Calling such a levy a moral hazard and a "punishment" for those countries with healthy financial systems, Mexican President Felipe Calderon said his country wants no part of such a measure, designed to create a global fund to pay for future bank bailouts.
"If the global economy builds a fund in order to bail out banks, you can be sure that there will be bailouts in the future," President Calderon said in an exclusive interview with The Globe and Mail's editorial board on Friday. His message puts him firmly in the camp occupied by Prime Minister Stephen Harper; both men argue that banks would be more likely to engage in reckless behaviour again, knowing government would always be there to rescue them.
The battle lines are now becoming clearer as a growing number of emerging countries in the G20, including Mexico and Russia, line up on Canada's side against the fund's main proponents in the European Union.
Most emerging countries managed to avoid the destructive banking practices that wreaked havoc on balance sheets in the United States and much of Europe and triggered massive government bailouts, takeovers and forced mergers to prevent insolvent institutions from collapsing.
Supporters of a new global levy argue that it is in all countries' interests to have an insurance policy in place to safeguard the stability of the world financial system and prevent another credit freeze of the type that triggered a worldwide economic slump in late 2008.
The U.S. government has been broadly supportive of a universal tax, arguing it is the only way to keep banks from avoiding such payments by shifting operations to jurisdictions with no such levy. But Washington has recently grown more lukewarm to the idea over pressure in Europe to expand the reforms to include curbs on hedge funds.
Emerging countries could play a key role within the Group of 20 in forging a compromise on a financial reform package, and they are being courted by both sides in the debate in advance of a meeting of finance ministers in South Korea next week.
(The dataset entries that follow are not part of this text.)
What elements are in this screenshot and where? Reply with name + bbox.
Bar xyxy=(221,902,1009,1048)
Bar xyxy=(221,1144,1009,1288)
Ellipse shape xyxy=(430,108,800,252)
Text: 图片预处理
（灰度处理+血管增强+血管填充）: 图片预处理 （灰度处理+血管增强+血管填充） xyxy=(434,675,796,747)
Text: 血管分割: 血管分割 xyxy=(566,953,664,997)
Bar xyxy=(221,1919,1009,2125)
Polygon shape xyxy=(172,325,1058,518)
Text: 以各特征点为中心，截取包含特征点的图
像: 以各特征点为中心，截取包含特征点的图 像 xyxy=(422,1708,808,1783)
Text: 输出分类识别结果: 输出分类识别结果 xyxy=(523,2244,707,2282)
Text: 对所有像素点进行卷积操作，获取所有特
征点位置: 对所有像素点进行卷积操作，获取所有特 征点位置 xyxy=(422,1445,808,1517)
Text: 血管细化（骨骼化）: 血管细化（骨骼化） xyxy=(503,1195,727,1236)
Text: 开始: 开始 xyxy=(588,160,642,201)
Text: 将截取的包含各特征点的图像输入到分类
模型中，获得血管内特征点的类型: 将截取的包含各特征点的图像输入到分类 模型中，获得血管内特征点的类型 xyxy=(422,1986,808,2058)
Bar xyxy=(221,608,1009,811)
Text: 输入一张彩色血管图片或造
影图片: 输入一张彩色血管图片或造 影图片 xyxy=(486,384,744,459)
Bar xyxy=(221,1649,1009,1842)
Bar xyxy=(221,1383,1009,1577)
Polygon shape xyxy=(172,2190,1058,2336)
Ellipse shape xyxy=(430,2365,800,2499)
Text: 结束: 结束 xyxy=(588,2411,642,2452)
But most "regard it as an advanced economy issue and of no concern to them," because their financial institutions tend to be more local than international players, said Eswar Prasad, a professor of trade policy at Cornell University and a former official with the International Monetary Fund, a strong advocate of the global tax.
"We think that what is required is better regulation, instead of more taxes to burden the banking system," Mr. Calderon argued.
Like Canada's globally admired financial institutions, Mexican banks weathered the credit crisis fairly well, thanks to their strong capital positions and good regulation, he said. "The Mexican and Canadian experience is more or less the same. In this particular crisis, the banking system was an asset. It was part of the solution, not part of the problem. … Not one single cent of taxpayers went to any Mexican bank."
Why, he asked, should Mexico and other countries that enforced effective rules and maintained healthy banking systems pay for others' mistakes.
A Canadian counterproposal would require banks to sell debt that would convert to equity at times of extreme stress. But Mr. Calderon said tougher regulation, properly enforced, is the best answer.
The President acknowledged that Mexico has had its own banking disasters in the past, most notably during the so-called Tequila Crisis of late 1994 and 1995, when its currency crashed and the U.S. Treasury and international agencies came to its financial rescue. At the time, the Mexican government imposed a bank tax of its own.